The shift. With utility-first, you have strong, well-understood guarantees on the usefulness of the data, but typically only a heuristic analysis of privacy. What this translates to is an upper bound on privacy. With privacy-first, you have strong, well-understood privacy guarantees, but you only know how to perform certain types of computations on the data. So you have a lower bound on utility.
That’s where things get interesting. Utility-first starts to look worse as time goes on, as we discover more and more inferential techniques for breaching the privacy of participants. Privacy-first starts to look better with time, as we discover that more and more types of data-mining can be carried out due to innovative algorithms. And that is exactly how things have played out over the last few years.
I was at a similarly themed workshop at Bertinoro, Italy back in 2005, with much the same audience in attendance. Back then, the two views were about equally prevalent; the first papers on differential privacy were being written or had just been written (of course, the paradigm itself was not new). Fast forward 5 years, and the proponents of one view have started to win over the other, although we quibble to no small extent over the details. Overall, though, the shift has happened in a swift and amicable way, with both sides now largely agreeing on differential privacy.
Why did privacy-first win? I can see many reasons. The privacy protections of the utility-first techniques kept getting broken (a Kuhnian “crisis”?); the de-anonymization research that I and others worked on played a big part here. Another reason might be the way the cryptographic community operates: once they decide that a paradigm is worth investigating, they tend to jump in on it all at once and pick the bones clean. That ensured that within a few years, a huge number of results of the form “how to compute X with differential privacy” were published. A third reason might very well be the fact that these interdisciplinary workshops exist, giving us an opportunity to change each other’s minds.

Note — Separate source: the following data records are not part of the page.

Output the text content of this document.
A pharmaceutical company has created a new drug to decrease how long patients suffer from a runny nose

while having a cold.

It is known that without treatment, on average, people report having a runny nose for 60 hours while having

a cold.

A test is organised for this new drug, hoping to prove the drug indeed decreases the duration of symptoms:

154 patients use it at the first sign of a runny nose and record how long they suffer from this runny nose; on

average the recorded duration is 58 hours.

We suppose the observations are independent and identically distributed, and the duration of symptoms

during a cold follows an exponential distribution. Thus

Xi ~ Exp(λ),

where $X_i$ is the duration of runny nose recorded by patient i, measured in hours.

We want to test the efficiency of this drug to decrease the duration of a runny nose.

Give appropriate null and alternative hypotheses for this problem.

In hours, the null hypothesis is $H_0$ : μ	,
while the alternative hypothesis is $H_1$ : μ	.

The fallout. While the debate in theoretical circles seems largely over, the ripple effects are going to be felt “downstream” for a long time to come. Differential privacy is only slowly penetrating other areas of research where privacy is a peripheral but not a fundamental object of study. As for law and policy, Ohm’s paper on the failure of anonymization has certainly created a bang there.
That leaves the most important contingent: practitioners. Technology companies have been quick to learn the lessons — differential privacy was invented by Microsoft researchers — and have been studying questions like sharing search logs with differential privacy assurances and building programming systems incorporating differential privacy (see PINQ developed at Microsoft Research and Airavat funded by Google.)
Other sectors, especially medical informatics, have been far slower to adapt, and it is not clear if they ever will. Multiple speakers at this workshop dealing with applications in different sectors talked about their efforts at anonymizing high-dimensional data (good luck with that). The problems are compounded by the fact that differential privacy isn’t yet at a point where it is easily usable in applications and in many cases the upshot of the theory has been to prove that the simultaneous utility and privacy requirements simply cannot be met. It will probably be the better part of a decade before differential privacy starts to make any real headway into real-world usage.
Summary. I hope I’ve shown you what scientific “paradigms” are, how they are adopted and discarded. Paradigm shifts are important turning points for scientific disciplines and often have big consequences for society as a whole. Finally, science is not a cold sequence of deductions but is done by real people with real motivations; the scientific process has a significant social and cultural component, even if the output of science is objective.